最近では技術の向上で非常にレプリカが良く出来ているから、博物館で近づいて良く観察しても分からないようなのがある。
だから入口の看板でも端のさびが本物のかどうか中々分からない場合もあるだろう。しかしそこは想像力を働かせるしかない。

例えばこうだ。「ばそ出ひ想梅青」の文字は右の方から読むように書かれている。今の横文字を書く場合とは逆である。そこからかなり古いことが知れる。何十年も前それも戦争の前後の頃にまで遡ることが考えられる。さらには今では「い」と書く所を「ひ」と書いてあるのもその頃まで遡る古さだと知れる。

そして看板の端にさびが見えるので、ブリキのような金属であることが分かる。そのブリキのような金属がどのくらい持つものか、あるいはさびが出て来るのに何年くらい掛かるものなのか、生活の中から大体分かって来る人も多いのではないかと思われる。

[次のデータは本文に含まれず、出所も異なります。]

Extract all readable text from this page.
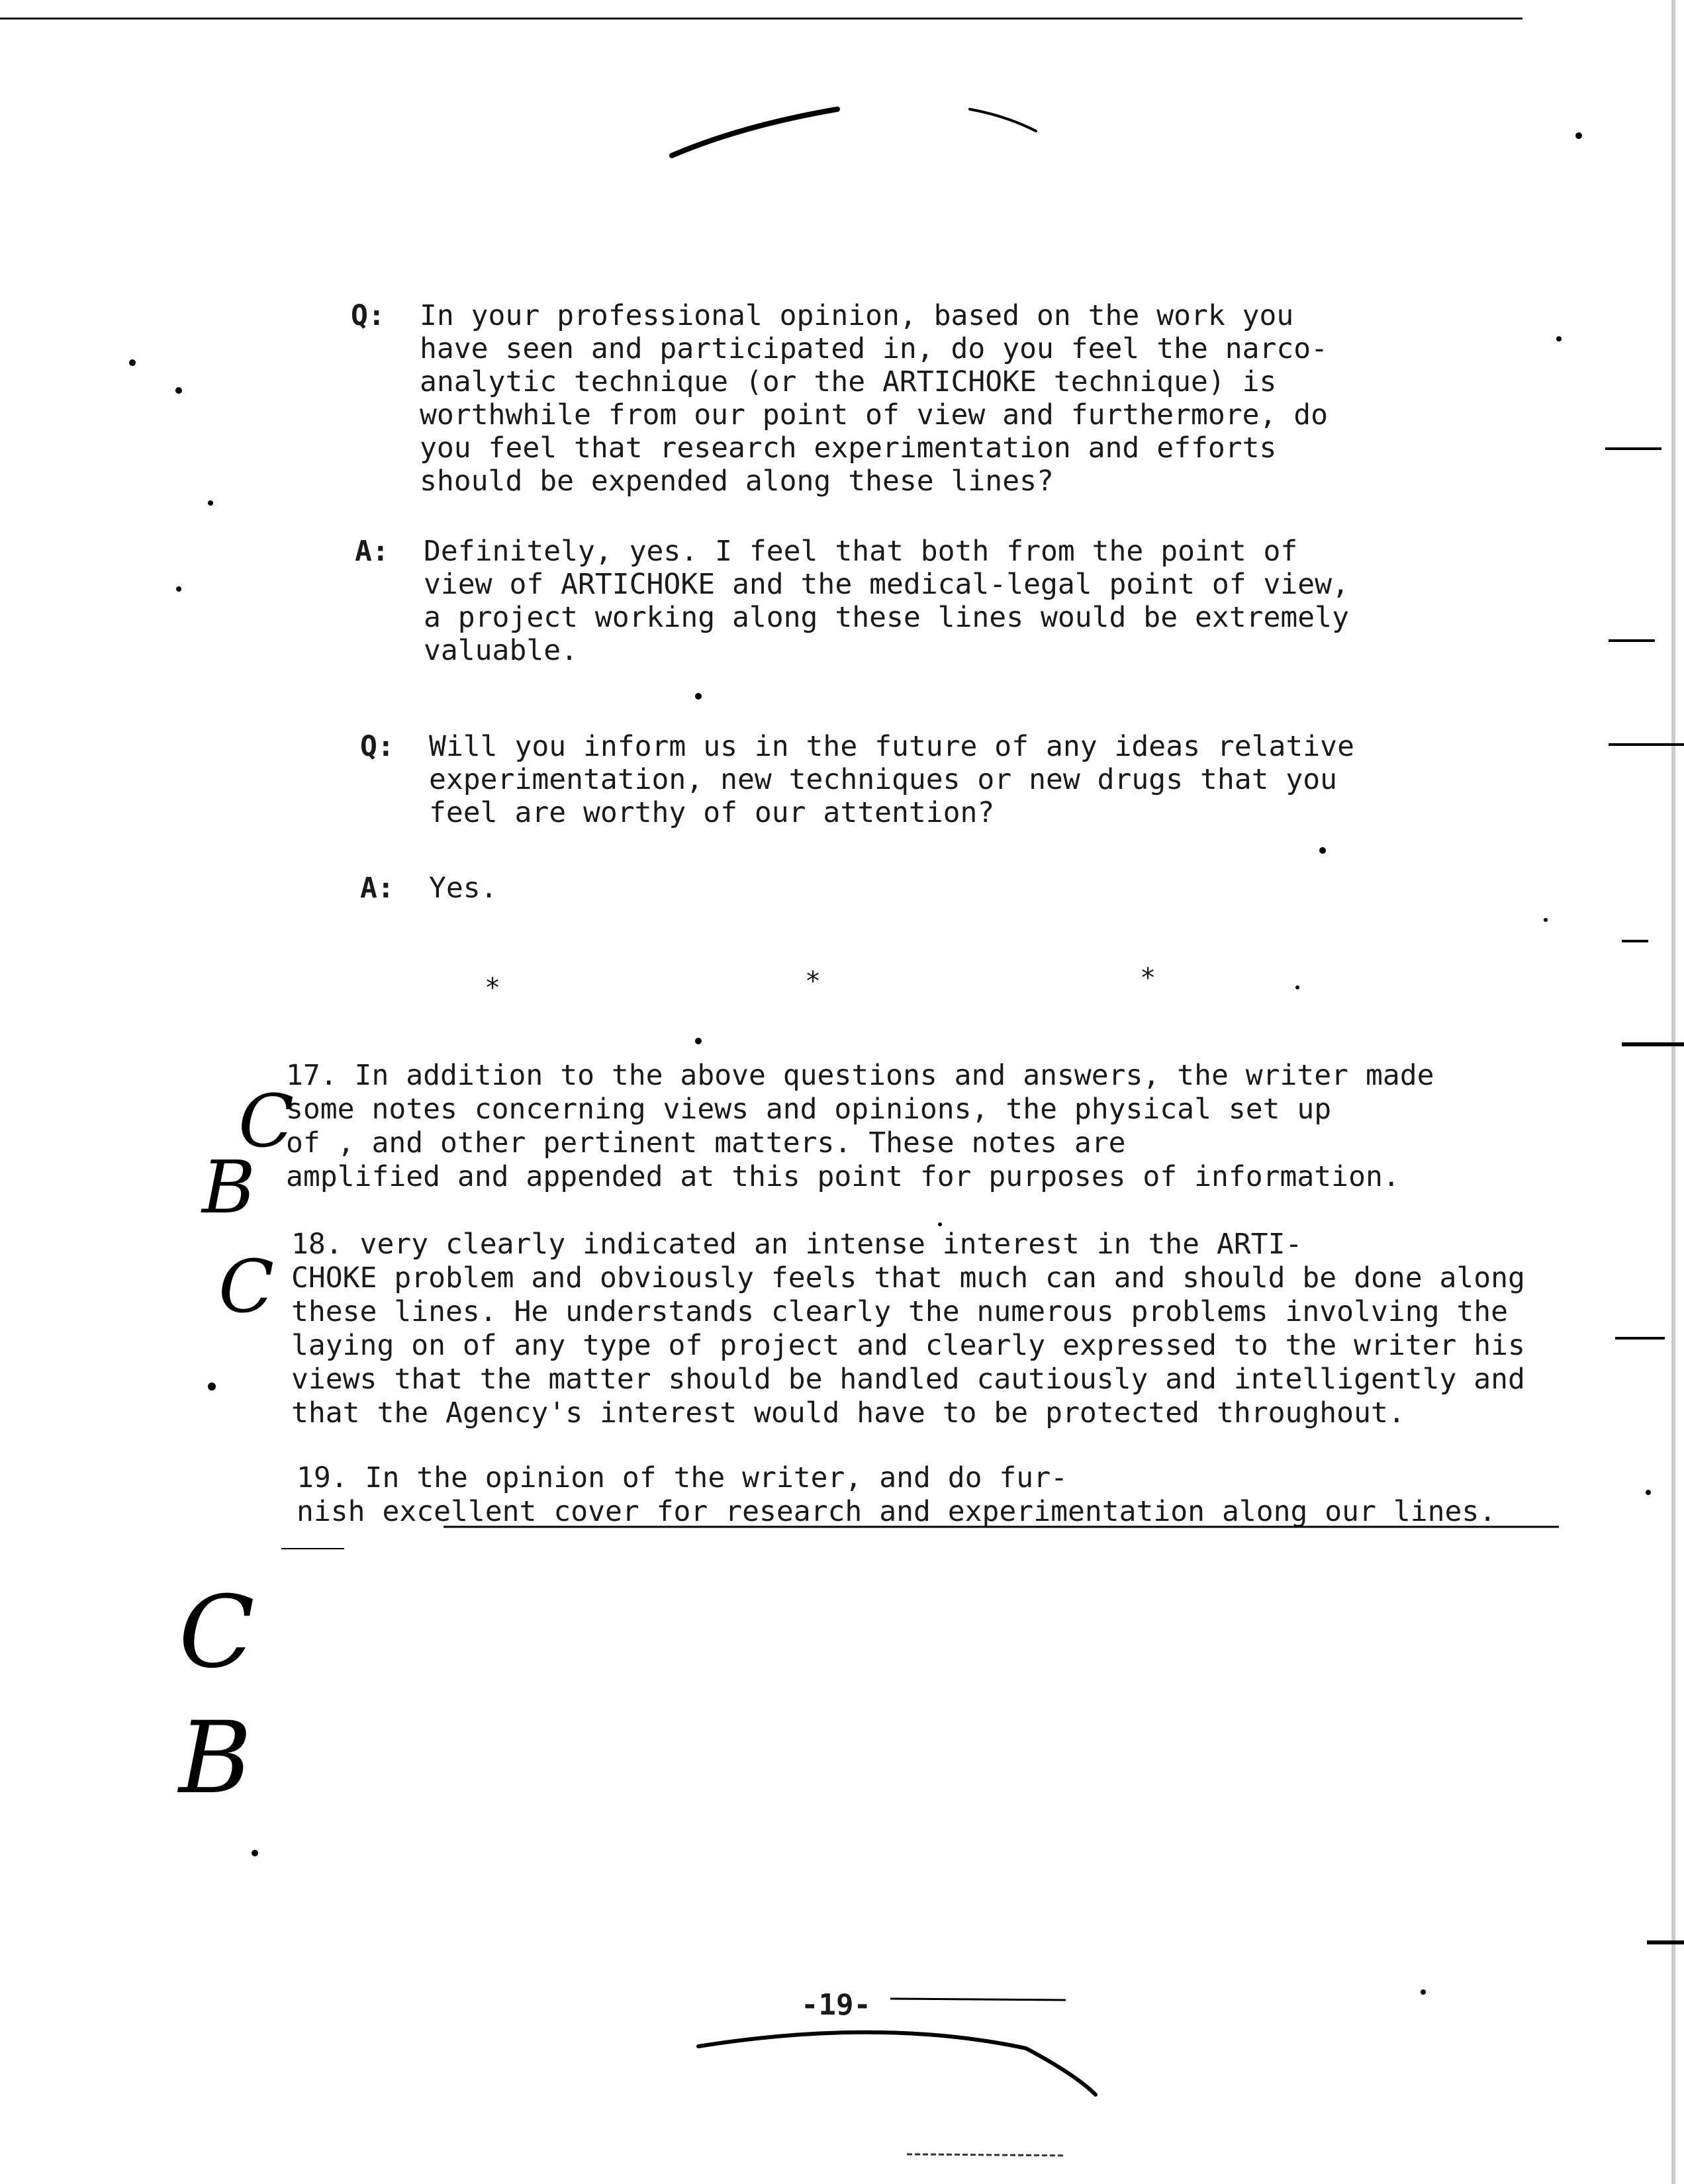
Q: In your professional opinion, based on the work you
have seen and participated in, do you feel the narco-
analytic technique (or the ARTICHOKE technique) is
worthwhile from our point of view and furthermore, do
you feel that research experimentation and efforts
should be expended along these lines?
A: Definitely, yes. I feel that both from the point of
view of ARTICHOKE and the medical-legal point of view,
a project working along these lines would be extremely
valuable.
Q: Will you inform us in the future of any ideas relative
experimentation, new techniques or new drugs that you
feel are worthy of our attention?
A: Yes.
*	*	*
17. In addition to the above questions and answers, the writer made
some notes concerning views and opinions, the physical set up
of , and other pertinent matters. These notes are
amplified and appended at this point for purposes of information.
18. very clearly indicated an intense interest in the ARTI-
CHOKE problem and obviously feels that much can and should be done along
these lines. He understands clearly the numerous problems involving the
laying on of any type of project and clearly expressed to the writer his
views that the matter should be handled cautiously and intelligently and
that the Agency's interest would have to be protected throughout.
19. In the opinion of the writer, and do fur-
nish excellent cover for research and experimentation along our lines.
C
B
C
C
B
-19-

あとは書かれている文字の色の濃さである。何十年も経っていれば当然文字は最初の色の濃さを失って、この看板の場合、黒い色は薄くなって読みにくくなって来て当然である。

また建物の木の部分だが、塗られている黒っぽい色と木の地の部分がハッキリとした境目になっていて、時間の経過によって自然に色が剥がれ落ちて来たようには見えない。

このような観察眼は、教科書や参考書を覚え込むだけの机上の勉強では身に付かない。いかにそういうものを時間と労力を掛けて覚え込んでも、実際に現実社会では役立たないという悲劇的なことがあちこちで起きていると思われる。